Tanshinone IIA is a terpenoid derived from the rhizomes of Salvia miltiorrhiza, a labial plant. It is used to treat cardiovascular diseases and has anti-inflammatory, vasodilating, antihypertensive, and antithrombotic properties. A previous study reported that tanshinone IIA inhibits JNK and p38 MAPK activation induced by IL-1β and affects signal transduction pathways.
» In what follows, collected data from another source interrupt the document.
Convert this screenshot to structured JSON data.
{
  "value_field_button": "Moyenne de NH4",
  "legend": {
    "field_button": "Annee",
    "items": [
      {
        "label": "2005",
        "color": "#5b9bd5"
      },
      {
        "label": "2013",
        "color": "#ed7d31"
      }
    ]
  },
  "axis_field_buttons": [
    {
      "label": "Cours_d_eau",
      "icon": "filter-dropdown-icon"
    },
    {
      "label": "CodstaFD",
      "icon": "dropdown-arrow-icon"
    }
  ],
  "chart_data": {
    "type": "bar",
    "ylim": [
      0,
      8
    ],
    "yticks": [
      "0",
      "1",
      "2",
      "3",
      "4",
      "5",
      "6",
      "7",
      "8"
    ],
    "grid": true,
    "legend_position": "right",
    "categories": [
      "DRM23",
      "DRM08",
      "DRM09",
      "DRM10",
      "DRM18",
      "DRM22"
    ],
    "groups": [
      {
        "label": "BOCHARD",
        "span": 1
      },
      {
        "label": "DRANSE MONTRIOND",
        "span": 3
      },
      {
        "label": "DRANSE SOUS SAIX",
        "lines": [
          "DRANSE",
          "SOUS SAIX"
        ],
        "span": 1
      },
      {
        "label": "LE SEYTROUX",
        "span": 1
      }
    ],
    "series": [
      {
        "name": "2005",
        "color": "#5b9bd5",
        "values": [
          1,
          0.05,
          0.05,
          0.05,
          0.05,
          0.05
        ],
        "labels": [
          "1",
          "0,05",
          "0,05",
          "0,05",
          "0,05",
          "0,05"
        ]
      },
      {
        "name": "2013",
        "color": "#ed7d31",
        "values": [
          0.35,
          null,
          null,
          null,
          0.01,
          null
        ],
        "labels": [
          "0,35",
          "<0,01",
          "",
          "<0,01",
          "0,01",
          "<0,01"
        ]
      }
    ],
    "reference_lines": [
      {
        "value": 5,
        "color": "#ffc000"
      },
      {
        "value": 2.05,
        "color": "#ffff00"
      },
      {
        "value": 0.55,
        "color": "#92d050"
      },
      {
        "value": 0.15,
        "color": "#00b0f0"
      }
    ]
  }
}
In particular, the inhibition of p38 MAPK phosphorylation significantly affects the expression of proinflammatory mediators and MMPs, alleviating the inflammatory response in IDD. The anti-inflammatory properties of tanshinone IIA make it an effective pain reliever, capable of alleviating radicular pain induced by IDD. The team tested the pain threshold of the nerve root induced by mechanical stimulation in rats using the von Frey filament test. The results demonstrated that tanshinone IIA significantly increased the threshold for mechanical withdrawal, with the threshold primarily reaching the same level as that observed in the sham-operated group [122].
Notably, tanshinone IIA was found to exert a more potent inhibitory effect on p38 MAPK activity. In a recent study, Dai et al. [123] found that the p38 MAPK pathway was inhibited in the tanshinone IIA-treated group in a degenerated animal model, which was accompanied by the upregulation of antioxidant enzyme activity and downregulation of pro-inflammatory cytokines. These results suggest that targeting the p38 MAPK signaling pathway through tanshinone IIA may hold potential as a therapeutic approach for treating IDD.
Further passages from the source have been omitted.